The fight against Ebola has been scaled up in the country after the World Health Organization (WHO) sounded an alarm over the outbreak. The global health body declared the disease an international health emergency after a case was confirmed in Goma, a densely populated eastern city that borders Rwanda.

“People traveling from Goma, including across the border into Rwanda, everyone’s being checked. So over the course of these outbreak, Congolese supported by international committees have tested over 70 million travelers,” said Peter Graaff, the director of World Health Organizations’ Emergency Operations.

The WHO once decided against declaring the outbreak a global emergency on three previous occasions, because it regarded risk of the disease spreading globally to be low. Yet the discovery of the case in Goma signaled a change: inside Goma lies an international airport, a place which some health experts describe as a gateway to the rest of the world.

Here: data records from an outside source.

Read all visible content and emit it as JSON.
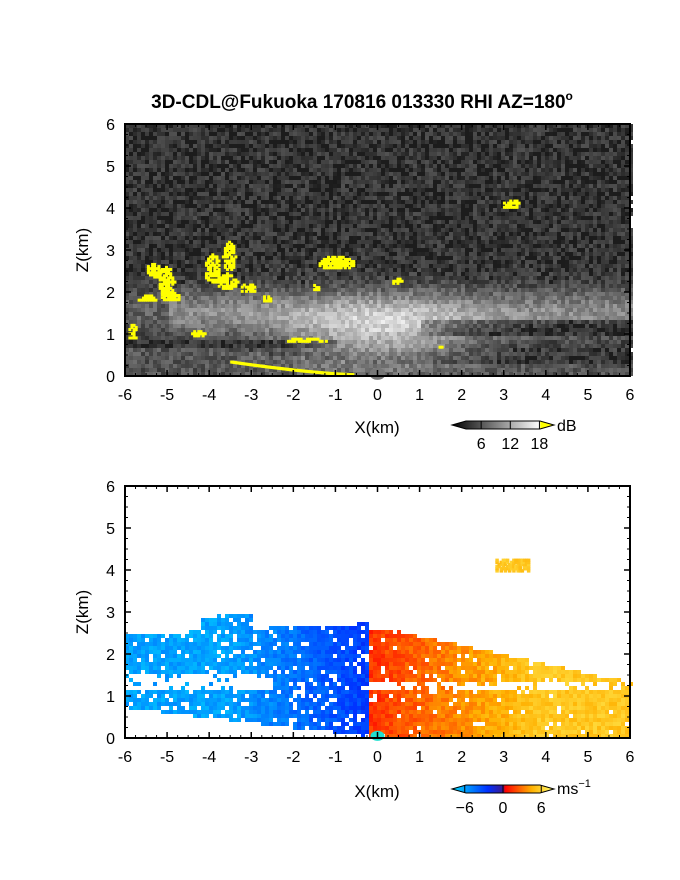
{
  "chart_data": [
    {
      "type": "heatmap",
      "title": "3D-CDL@Fukuoka 170816 013330 RHI AZ=180",
      "title_superscript": "o",
      "xlabel": "X(km)",
      "ylabel": "Z(km)",
      "xlim": [
        -6,
        6
      ],
      "ylim": [
        0,
        6
      ],
      "x_ticks": [
        "-6",
        "-5",
        "-4",
        "-3",
        "-2",
        "-1",
        "0",
        "1",
        "2",
        "3",
        "4",
        "5",
        "6"
      ],
      "y_ticks": [
        "0",
        "1",
        "2",
        "3",
        "4",
        "5",
        "6"
      ],
      "colorbar": {
        "label": "dB",
        "ticks": [
          "6",
          "12",
          "18"
        ],
        "range": [
          0,
          21
        ],
        "colors": [
          "#000000",
          "#ffffff",
          "#ffff00"
        ]
      },
      "highlight_color": "#ffff00",
      "background_color": "#1c1c1c",
      "grid": false
    },
    {
      "type": "heatmap",
      "xlabel": "X(km)",
      "ylabel": "Z(km)",
      "xlim": [
        -6,
        6
      ],
      "ylim": [
        0,
        6
      ],
      "x_ticks": [
        "-6",
        "-5",
        "-4",
        "-3",
        "-2",
        "-1",
        "0",
        "1",
        "2",
        "3",
        "4",
        "5",
        "6"
      ],
      "y_ticks": [
        "0",
        "1",
        "2",
        "3",
        "4",
        "5",
        "6"
      ],
      "colorbar": {
        "label": "ms",
        "label_superscript": "−1",
        "ticks": [
          "−6",
          "0",
          "6"
        ],
        "range": [
          -8,
          8
        ],
        "colors": [
          "#00e0ff",
          "#0030ff",
          "#ff0000",
          "#ffc000",
          "#ffff60"
        ]
      },
      "background_color": "#ffffff",
      "grid": false
    }
  ]
}
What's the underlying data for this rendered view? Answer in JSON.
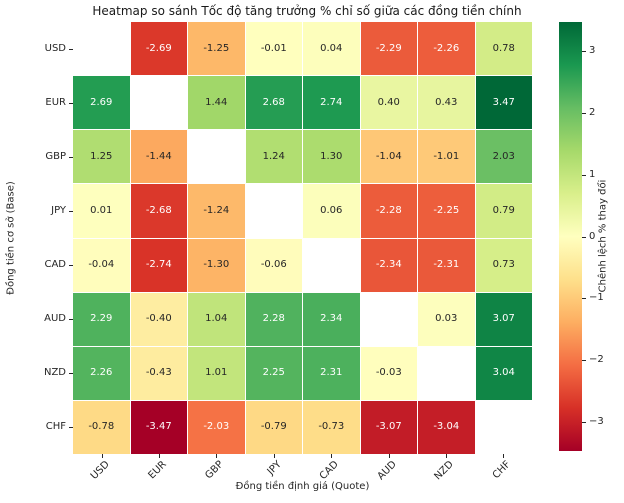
{
  "title": "Heatmap so sánh Tốc độ tăng trưởng % chỉ số giữa các đồng tiền chính",
  "chart_data": {
    "type": "heatmap",
    "rows": [
      "USD",
      "EUR",
      "GBP",
      "JPY",
      "CAD",
      "AUD",
      "NZD",
      "CHF"
    ],
    "columns": [
      "USD",
      "EUR",
      "GBP",
      "JPY",
      "CAD",
      "AUD",
      "NZD",
      "CHF"
    ],
    "xlabel": "Đồng tiền định giá (Quote)",
    "ylabel": "Đồng tiền cơ sở (Base)",
    "colorbar_label": "Chênh lệch % thay đổi",
    "colorbar_ticks": [
      3,
      2,
      1,
      0,
      -1,
      -2,
      -3
    ],
    "vmin": -3.47,
    "vmax": 3.47,
    "colormap": "RdYlGn",
    "colormap_stops": [
      "#a50026",
      "#d73027",
      "#f46d43",
      "#fdae61",
      "#fee08b",
      "#ffffbf",
      "#d9ef8b",
      "#a6d96a",
      "#66bd63",
      "#1a9850",
      "#006837"
    ],
    "value_decimals": 2,
    "matrix": [
      [
        null,
        -2.69,
        -1.25,
        -0.01,
        0.04,
        -2.29,
        -2.26,
        0.78
      ],
      [
        2.69,
        null,
        1.44,
        2.68,
        2.74,
        0.4,
        0.43,
        3.47
      ],
      [
        1.25,
        -1.44,
        null,
        1.24,
        1.3,
        -1.04,
        -1.01,
        2.03
      ],
      [
        0.01,
        -2.68,
        -1.24,
        null,
        0.06,
        -2.28,
        -2.25,
        0.79
      ],
      [
        -0.04,
        -2.74,
        -1.3,
        -0.06,
        null,
        -2.34,
        -2.31,
        0.73
      ],
      [
        2.29,
        -0.4,
        1.04,
        2.28,
        2.34,
        null,
        0.03,
        3.07
      ],
      [
        2.26,
        -0.43,
        1.01,
        2.25,
        2.31,
        -0.03,
        null,
        3.04
      ],
      [
        -0.78,
        -3.47,
        -2.03,
        -0.79,
        -0.73,
        -3.07,
        -3.04,
        null
      ]
    ]
  }
}
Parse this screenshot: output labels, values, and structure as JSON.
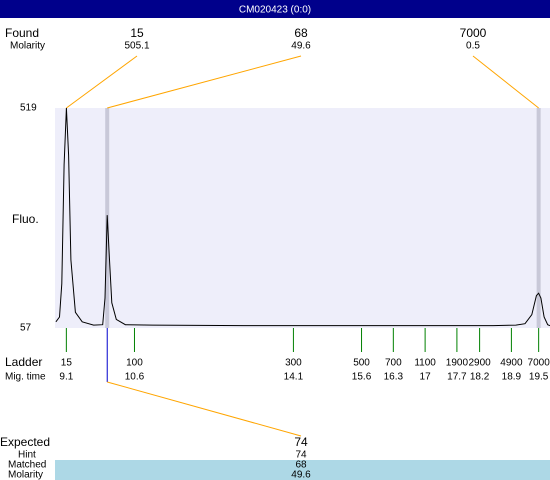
{
  "chart_data": {
    "type": "line",
    "title": "CM020423 (0:0)",
    "y_label": "Fluo.",
    "color": "#000000",
    "background": "#eeeefa",
    "xlim": [
      8.85,
      19.75
    ],
    "ylim": [
      57,
      519
    ],
    "yticks": [
      57,
      519
    ],
    "x": [
      8.87,
      8.95,
      9.0,
      9.05,
      9.1,
      9.15,
      9.2,
      9.3,
      9.45,
      9.7,
      9.9,
      9.95,
      10.0,
      10.05,
      10.1,
      10.2,
      10.4,
      11,
      13,
      15,
      17,
      18.5,
      19.0,
      19.2,
      19.35,
      19.45,
      19.5,
      19.55,
      19.62,
      19.7,
      19.75
    ],
    "values": [
      70,
      80,
      150,
      400,
      519,
      420,
      200,
      90,
      70,
      63,
      64,
      120,
      294,
      200,
      110,
      75,
      64,
      63,
      62,
      62,
      62,
      62,
      63,
      66,
      85,
      125,
      130,
      120,
      80,
      64,
      62
    ],
    "found": {
      "label": "Found",
      "molarity_label": "Molarity",
      "sizes": [
        15,
        68,
        7000
      ],
      "molarity": [
        505.1,
        49.6,
        0.5
      ],
      "x": [
        9.1,
        10.0,
        19.5
      ]
    },
    "ladder": {
      "label": "Ladder",
      "time_label": "Mig. time",
      "sizes": [
        15,
        100,
        300,
        500,
        700,
        1100,
        1900,
        2900,
        4900,
        7000
      ],
      "times": [
        9.1,
        10.6,
        14.1,
        15.6,
        16.3,
        17,
        17.7,
        18.2,
        18.9,
        19.5
      ]
    },
    "expected": {
      "label": "Expected",
      "value": 74,
      "hint_label": "Hint",
      "hint": 74,
      "matched_label": "Matched",
      "matched": 68,
      "molarity_label": "Molarity",
      "molarity": 49.6,
      "x": 10.0
    }
  }
}
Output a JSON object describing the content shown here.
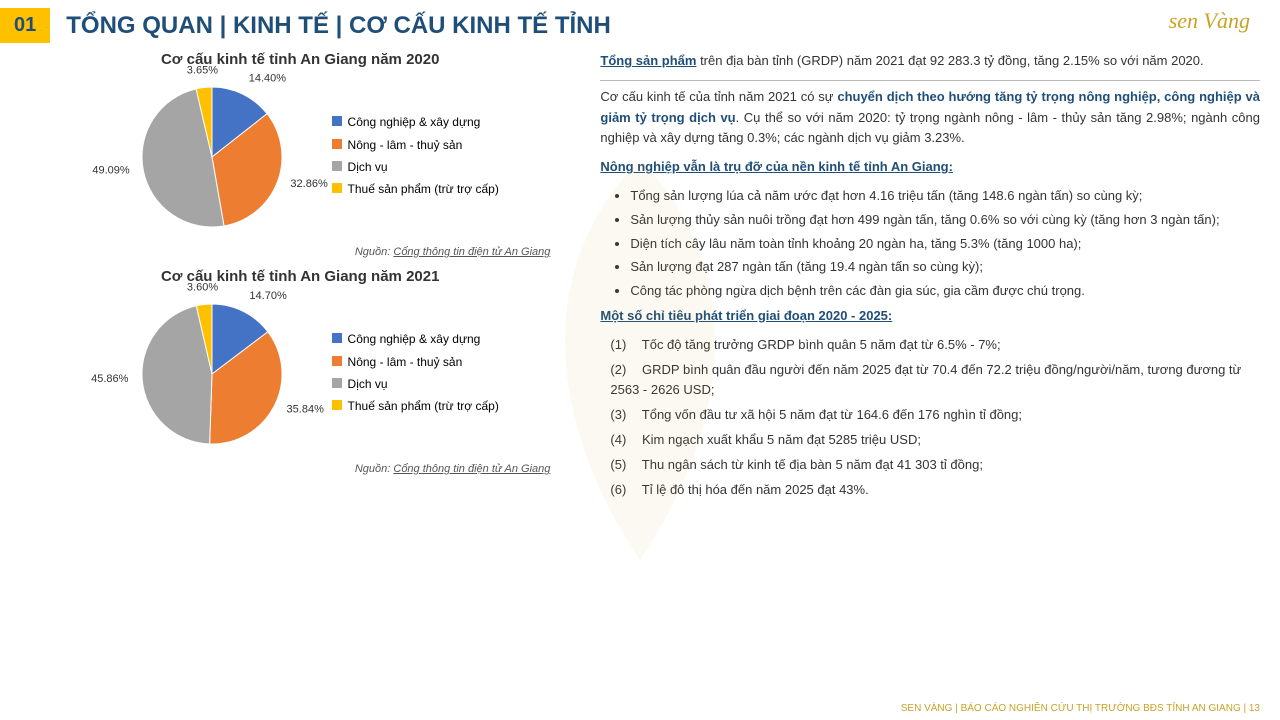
{
  "header": {
    "number": "01",
    "title": "TỔNG QUAN | KINH TẾ | CƠ CẤU KINH TẾ TỈNH",
    "logo": "sen Vàng"
  },
  "chart2020": {
    "title": "Cơ cấu kinh tế tỉnh An Giang năm 2020",
    "type": "pie",
    "slices": [
      {
        "label": "Công nghiệp & xây dựng",
        "value": 14.4,
        "color": "#4472c4",
        "display": "14.40%"
      },
      {
        "label": "Nông - lâm - thuỷ sản",
        "value": 32.86,
        "color": "#ed7d31",
        "display": "32.86%"
      },
      {
        "label": "Dịch vụ",
        "value": 49.09,
        "color": "#a5a5a5",
        "display": "49.09%"
      },
      {
        "label": "Thuế sản phẩm (trừ trợ cấp)",
        "value": 3.65,
        "color": "#ffc000",
        "display": "3.65%"
      }
    ],
    "source_prefix": "Nguồn: ",
    "source_link": "Cổng thông tin điện tử An Giang"
  },
  "chart2021": {
    "title": "Cơ cấu kinh tế tỉnh An Giang năm 2021",
    "type": "pie",
    "slices": [
      {
        "label": "Công nghiệp & xây dựng",
        "value": 14.7,
        "color": "#4472c4",
        "display": "14.70%"
      },
      {
        "label": "Nông - lâm - thuỷ sản",
        "value": 35.84,
        "color": "#ed7d31",
        "display": "35.84%"
      },
      {
        "label": "Dịch vụ",
        "value": 45.86,
        "color": "#a5a5a5",
        "display": "45.86%"
      },
      {
        "label": "Thuế sản phẩm (trừ trợ cấp)",
        "value": 3.6,
        "color": "#ffc000",
        "display": "3.60%"
      }
    ],
    "source_prefix": "Nguồn: ",
    "source_link": "Cổng thông tin điện tử An Giang"
  },
  "text": {
    "p1_lead": "Tổng sản phẩm",
    "p1_rest": " trên địa bàn tỉnh (GRDP) năm 2021 đạt 92 283.3 tỷ đồng, tăng 2.15% so với năm 2020.",
    "p2_pre": "Cơ cấu kinh tế của tỉnh năm 2021 có sự ",
    "p2_bold": "chuyển dịch theo hướng tăng tỷ trọng nông nghiệp, công nghiệp và giảm tỷ trọng dịch vụ",
    "p2_post": ". Cụ thể so với năm 2020: tỷ trọng ngành nông - lâm - thủy sản tăng 2.98%; ngành công nghiệp và xây dựng tăng 0.3%; các ngành dịch vụ giảm 3.23%.",
    "h1": "Nông nghiệp vẫn là trụ đỡ của nền kinh tế tỉnh An Giang:",
    "bullets": [
      "Tổng sản lượng lúa cả năm ước đạt hơn 4.16 triệu tấn (tăng 148.6 ngàn tấn) so cùng kỳ;",
      "Sản lượng thủy sản nuôi trồng đạt hơn 499 ngàn tấn, tăng 0.6% so với cùng kỳ (tăng hơn 3 ngàn tấn);",
      "Diện tích cây lâu năm toàn tỉnh khoảng 20 ngàn ha, tăng 5.3% (tăng 1000 ha);",
      "Sản lượng đạt 287 ngàn tấn (tăng 19.4 ngàn tấn so cùng kỳ);",
      "Công tác phòng ngừa dịch bệnh trên các đàn gia súc, gia cầm được chú trọng."
    ],
    "h2": "Một số chỉ tiêu phát triển giai đoạn 2020 - 2025:",
    "numbered": [
      "Tốc độ tăng trưởng GRDP bình quân 5 năm đạt từ 6.5% - 7%;",
      "GRDP bình quân đầu người đến năm 2025 đạt từ 70.4 đến 72.2 triệu đồng/người/năm, tương đương từ 2563 - 2626 USD;",
      "Tổng vốn đầu tư xã hội 5 năm đạt từ 164.6 đến 176 nghìn tỉ đồng;",
      "Kim ngạch xuất khẩu 5 năm đạt 5285 triệu USD;",
      "Thu ngân sách từ kinh tế địa bàn 5 năm đạt 41 303 tỉ đồng;",
      "Tỉ lệ đô thị hóa đến năm 2025 đạt 43%."
    ]
  },
  "footer": "SEN VÀNG | BÁO CÁO NGHIÊN CỨU THỊ TRƯỜNG BĐS TỈNH AN GIANG | 13"
}
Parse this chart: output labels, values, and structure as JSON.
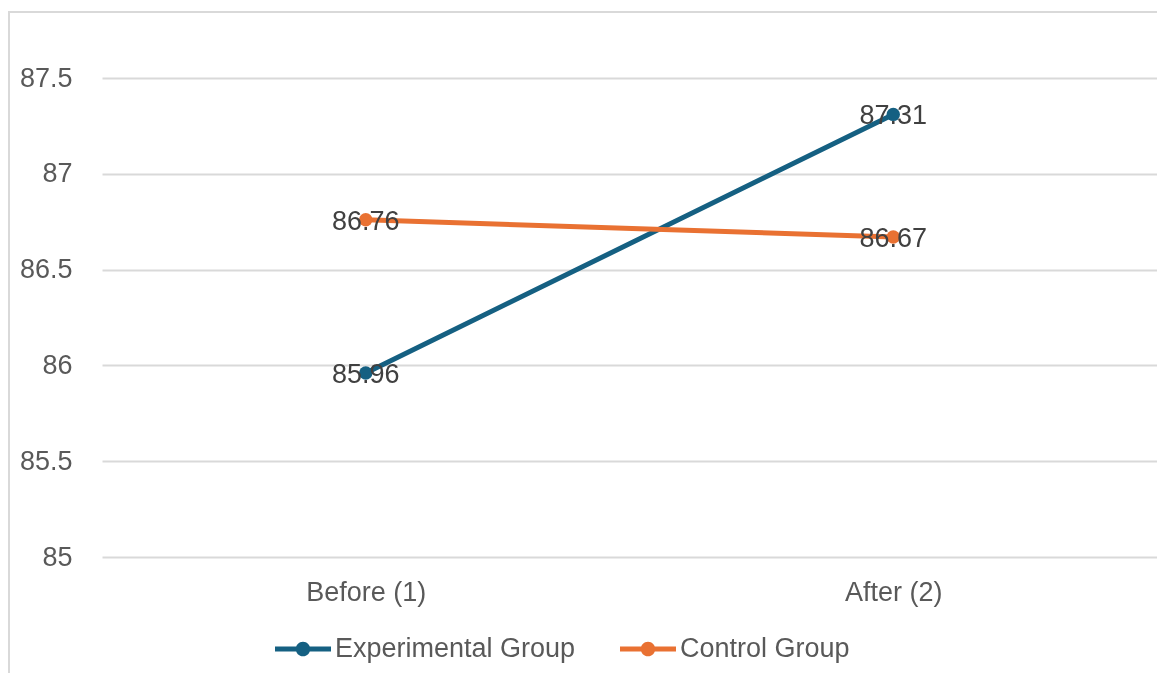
{
  "chart_data": {
    "type": "line",
    "categories": [
      "Before (1)",
      "After (2)"
    ],
    "series": [
      {
        "name": "Experimental Group",
        "color": "#156082",
        "values": [
          85.96,
          87.31
        ]
      },
      {
        "name": "Control Group",
        "color": "#e97132",
        "values": [
          86.76,
          86.67
        ]
      }
    ],
    "ylim": [
      85,
      87.5
    ],
    "yticks": [
      85,
      85.5,
      86,
      86.5,
      87,
      87.5
    ],
    "grid": "y",
    "legend": "bottom",
    "marker": "circle",
    "data_labels": true
  }
}
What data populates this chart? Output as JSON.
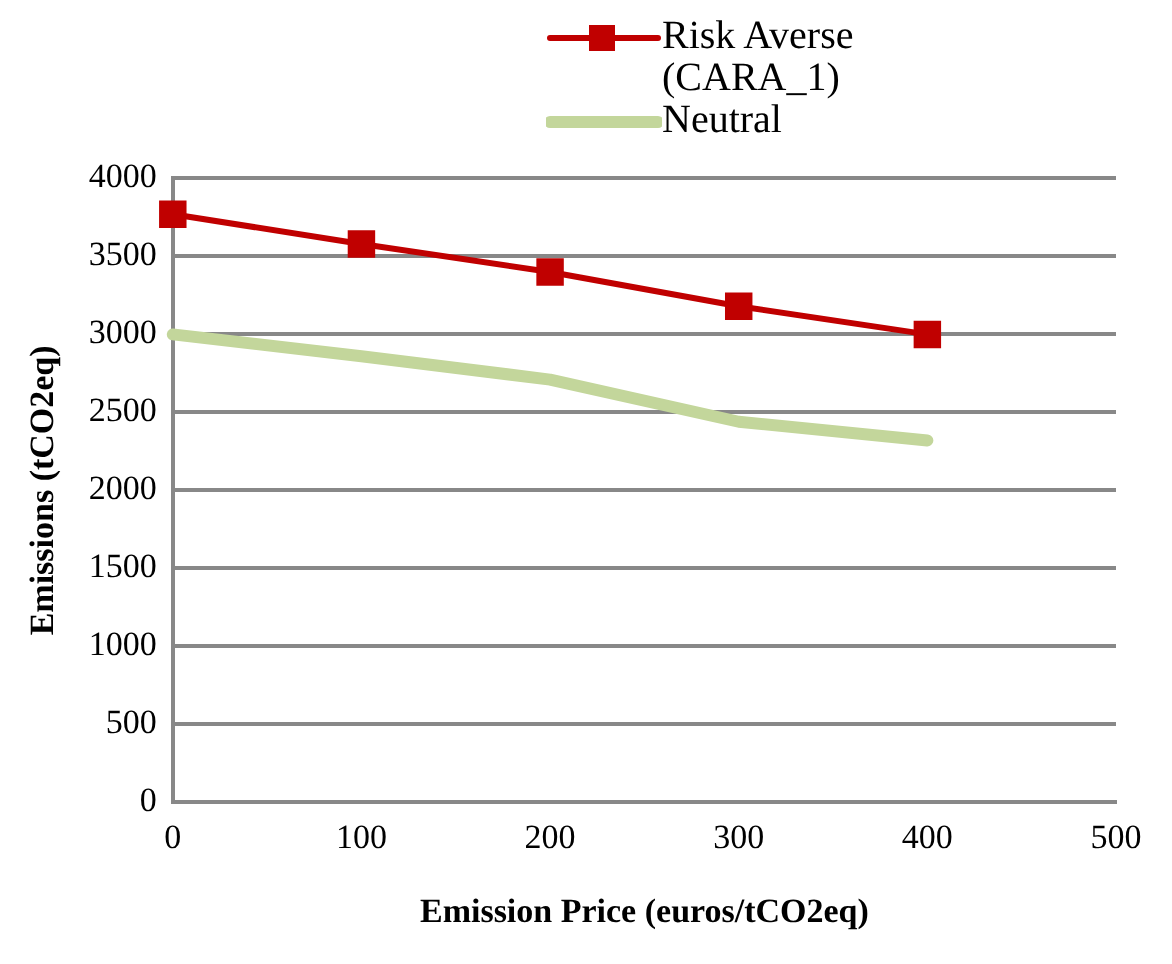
{
  "chart_data": {
    "type": "line",
    "xlabel": "Emission Price (euros/tCO2eq)",
    "ylabel": "Emissions (tCO2eq)",
    "x": [
      0,
      100,
      200,
      300,
      400
    ],
    "xlim": [
      0,
      500
    ],
    "xticks": [
      0,
      100,
      200,
      300,
      400,
      500
    ],
    "ylim": [
      0,
      4000
    ],
    "yticks": [
      0,
      500,
      1000,
      1500,
      2000,
      2500,
      3000,
      3500,
      4000
    ],
    "grid": "y",
    "legend": "top",
    "series": [
      {
        "name": "Risk Averse (CARA_1)",
        "color": "#c00000",
        "values": [
          3770,
          3580,
          3400,
          3180,
          3000
        ],
        "marker": "square"
      },
      {
        "name": "Neutral",
        "color": "#c3d69b",
        "values": [
          3000,
          2860,
          2710,
          2440,
          2320
        ],
        "marker": "none"
      }
    ]
  }
}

President Felix Tshisekedi responded to the WHO declaration by announcing he would personally take over supervision of the Ebola response. He appointed a new team of experts led by veteran Ebola researcher Jean-Jacques Muyembe.

“What we want is to involve the population of Benin, of Mangina, to follow the strategy we will implement there. So the first thing is to train young people of decision (the strategy) so they would be in charge of vaccination, of surveillance,” said Jean-Jacques Muyembe, Ebola team leader of the Democratic Republic of Congo.

Complicating the response, the outbreak occurred in a conflict zone where rebels have attacked health workers and facilities.

The International Community and the DRC government have come up with a program aimed at strengthening the response to the Ebola outbreak over the next six months. But they are calling on the world to contribute more money to help contain the deadly disease that has killed more than 1,700 people since August last year.